Sunday, December 23, 2007

Garbage Unlimited

Vic Marks, in the Guardian:

"On this tour only Alastair Cook scored more Test runs but Bell has received the most criticism. So he must be a good player. The problem is that he has seldom changed the course of a match throughout his Test career. One consolation for Bell: they used to say the same about Sachin Tendulkar."


With a few nifty jabs, Marks manages to appear sympathetic to Bell while relating him to Tendulkar's predicament without being offensive to either. He's being thoroughly dishonest, and very slithery about it. "They used to say..."? Oh, come on.

Marks' piece, by the way, isn't a particularly good bit of writing. The chief criticism about Tendulkar is that he hasn't won enough matches for India single-handed. This is what I think Marks actually means. Even then, the assumption is simply incorrect. The image of the hero in sport is of a single person battling or blazing away to victory, etc. Is this what Marks subscribes to? When we talk of a batsman winning it, in our minds he has finished the job or nearly completed it. This involves the batsman being present in the second innings, where Tendulkar has been less good (avg: 42.98) than in first innings, where he averages 61.75. Surely Marks knows that to define a batsman by his being there at the end is to shortchange him considerably. What about the set-up, which Tendulkar has done many times? Or snatching the initiative, which is a characteristic attributed to men such as Gilchrist and Sehwag now, and Tendulkar earlier? Statsguru shows us that Tendulkar was often in the middle of India's larger first-innings scores, and often the only person between a decent score and a bad one.

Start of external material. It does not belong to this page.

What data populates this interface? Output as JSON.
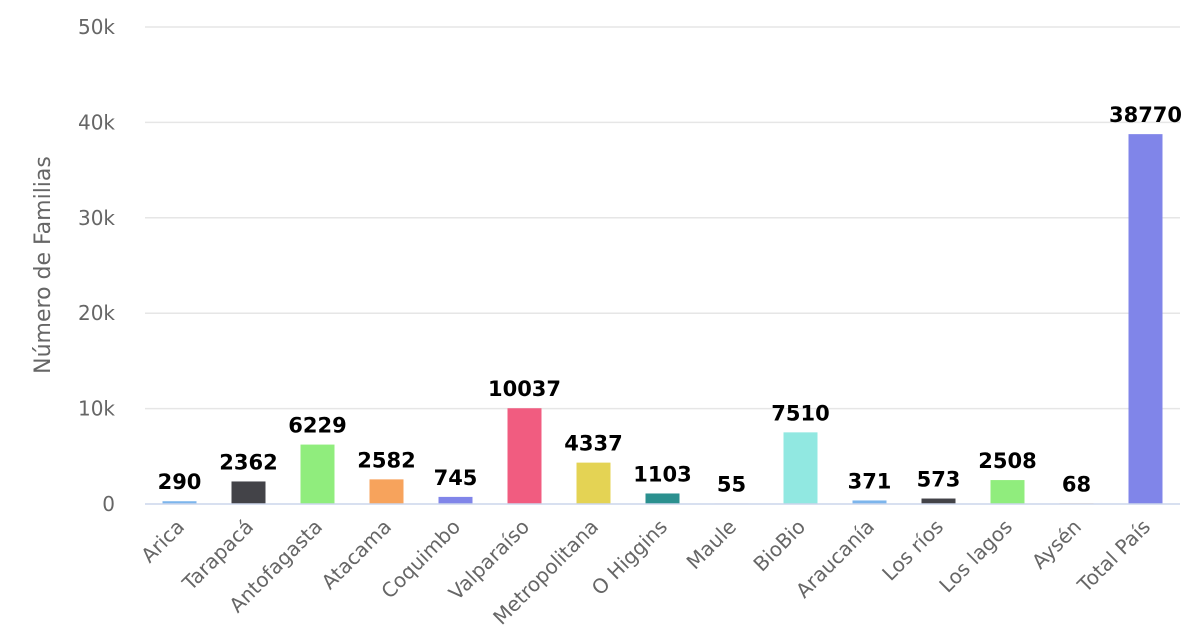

What about presence and averting embarassment? Tendulkar, at a time, made a difference by simply being there.

In first innings where no one else scored a hundred, Tendulkar averages 121.63. The average team score is 322.75. This is against meaningful opposition. Dravid, in comparison, averages 179.83. The avg team score for Dravid's sole-hundred innings is 456.

But take a look at this. In each of these innings (there are six in all), each of Dravid's ten teammates have averaged: 23.3, 20.8, 22.8, 24.7. 30.1, 26.1.

In Tendulkar's eight innings, this is what his mates have averaged: 13.5, 10.7, 22.6, 10.5, 34.8, 17.3, 20.3, 16.9. (Where does Bell fit in here?)

The extras scene is revealing too. In Dravid's case, there are nearly 30 extras per innings added to the Indian total, which tells me the bowlers weren't exactly all there to begin with, or that Dravid drove them to distraction. In Tendulkar's case, the fielding side would concede less than 18 runs on average, which tells us that bowlers kept things quite tight.

Anyway, I meander. I could keep looking at stats all day but there's other work to be done. So Mr Marks, in a nutshell, the damn comparison's all wrong. I'd love to go on but I'd go bankrupt if I kept this up. Thank you for wasting half my day because of one half-wit paragraph.

6 comments:

IDLE MIND said...

great analysis man. I have always wanted someone to explore all these numbers and come out with something. Is it asking for too much if I want you to analyze his second innings scores, his less than hundred scores which actually helped India win the match? Looking forward to more stuff from you.

Rahul Bhatia said...

Thanks. I was planning to do a piece on that too, but slightly differently. Give me a day or two.

Chandan said...

I think you all will love to read this piece on how often Sachin has acted as the lone ranger:

http://www.indiancricketfans.com/showthread.php?t=14687

Feel free to come and ask questions here.

Anonymous said...

Rahul, very good analysis. I've seen these figures before but didn't think of them this way.

Unknown said...

Rahul,
excellent post. It is heartening to see that we have some bloggers who do not look for excuses to create some pedestals for themselves and judge SRT harshly.
thanks
srini

Rahul Bhatia said...

Thanks, all.

Srini, I'm afraid I've done my fair share of criticizing Tendulkar. It's in the archives here as well as in Cricinfo's.
The objective here was not to defend Tendulkar, but to see if numbers could correct a misconception.

It bothers me that casual remarks by anyone with a cricketing voice almost become fact because they are repeated so often unthinkingly. I want to look at Brian Lara, Sachin Tendulkar, Ricky Ponting, and Inzamam-ul-Haq side by side to see who plays well under pressure, and what pressure actually means. It is taken for granted that Lara has more match-winning innings than Tendulkar because he is better under pressure. I'm not too sure that's correct. Again, not a defense of Tendulkar, but more a suspicion that Lara's epic innings - of which there haven't been many - cloud our judgement of his career vis-a-vis Tendulkar. It's just a feeling I have. Will act on it soon.